- The Grind DVD release poster
- Directed by: Rishi Opel
- Written by: Rishi Opel
- Produced by: Rishi Opel Freddie Connor
- Starring: Jamie Foreman Danny John-Jules Zoe Tapper Kellie Shirley Gordon Alexander Freddie Connor
- Cinematography: Bo Bilstrup
- Edited by: Rishi Opel
- Music by: Paul Saunderson
- Production company: The Grind Productions
- Distributed by: 4Digital Media
- Release date: 16 April 2012;
- Running time: 87 minutes
- Country: United Kingdom
- Language: English
- Budget: £100,000
- Box office: TBA

= The Grind (2012 film) =

The Grind is a 2012 crime drama film written and directed by Rishi Opel, and starring Jamie Foreman, Freddie Connor, Gordon Alexander, Zoe Tapper, Danny John-Jules and Kellie Shirley.

== Plot ==
Vince, a nightclub manager of The Grind in Hackney, East London, has fought his way to a decent living and respectable lifestyle; he is determined to settle down and take life easier.

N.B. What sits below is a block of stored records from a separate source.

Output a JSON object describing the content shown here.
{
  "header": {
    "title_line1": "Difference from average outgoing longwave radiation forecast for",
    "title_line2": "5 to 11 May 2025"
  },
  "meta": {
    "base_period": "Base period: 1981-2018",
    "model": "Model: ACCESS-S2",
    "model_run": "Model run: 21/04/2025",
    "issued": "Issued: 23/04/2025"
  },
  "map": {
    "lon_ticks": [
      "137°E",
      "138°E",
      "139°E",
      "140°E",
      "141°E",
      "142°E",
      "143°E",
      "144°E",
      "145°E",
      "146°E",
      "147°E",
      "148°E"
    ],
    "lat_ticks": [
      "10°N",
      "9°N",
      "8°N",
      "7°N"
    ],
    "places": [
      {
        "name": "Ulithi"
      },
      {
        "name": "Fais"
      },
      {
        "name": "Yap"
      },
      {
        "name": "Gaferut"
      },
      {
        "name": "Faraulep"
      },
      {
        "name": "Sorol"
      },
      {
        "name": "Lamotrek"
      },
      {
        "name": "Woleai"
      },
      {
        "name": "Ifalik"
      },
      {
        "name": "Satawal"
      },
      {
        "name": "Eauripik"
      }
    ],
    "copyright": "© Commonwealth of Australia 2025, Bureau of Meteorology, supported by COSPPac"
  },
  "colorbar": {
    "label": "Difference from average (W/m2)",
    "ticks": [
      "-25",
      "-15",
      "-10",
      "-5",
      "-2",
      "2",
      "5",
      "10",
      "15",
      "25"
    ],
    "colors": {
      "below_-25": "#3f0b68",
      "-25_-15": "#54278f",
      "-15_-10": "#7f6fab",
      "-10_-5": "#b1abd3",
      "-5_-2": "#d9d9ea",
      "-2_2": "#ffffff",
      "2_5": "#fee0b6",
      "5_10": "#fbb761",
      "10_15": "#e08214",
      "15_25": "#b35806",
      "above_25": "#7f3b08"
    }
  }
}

Bobby, Vince's best friend from school, is released from prison and their friendship soon falls apart. Bobby's addiction to cocaine and gambling spirals out of control and he now owes a huge amount of money to Vince's boss, Dave, owner of The Grind and an East End loan shark. Vince's life takes a dramatic turn for the worse.

== Cast ==
- Jamie Foreman as Dave Foreman
- Danny John-Jules as Phil
- Zoe Tapper as Nancy
- Gordon Alexander as Bobby Alexander
- Freddie Connor as Vince
- Kellie Shirley as Jo
- Joseph Morgan as Paul
- Jonathan Hansler as Comedian
- Ashley McGuire as Linda
- Barber Ali as Big Guy
- Duncan Clyde as Tony Dixy
- Sway DaSafo as Dave's Enforcer
- Sheraiah Larcher as Bassy
- Steve Frayne (Dynamo) as Street Hustler
- Momo Yeung as Dancer

== Production and adaptation ==
The film is the feature version of a short of the same name by Rishi Opel, which was adapted into another film by Brendon O'Loughlin, with a similar cast, released 2 years before this one, Baseline (2010).

== Reception ==
Barry Forshaw wrote that there were "signs of compromise due to budgetary restrictions" in the film, whose female characters were "underwritten", but that the production contained "good things". Other reviews were negative.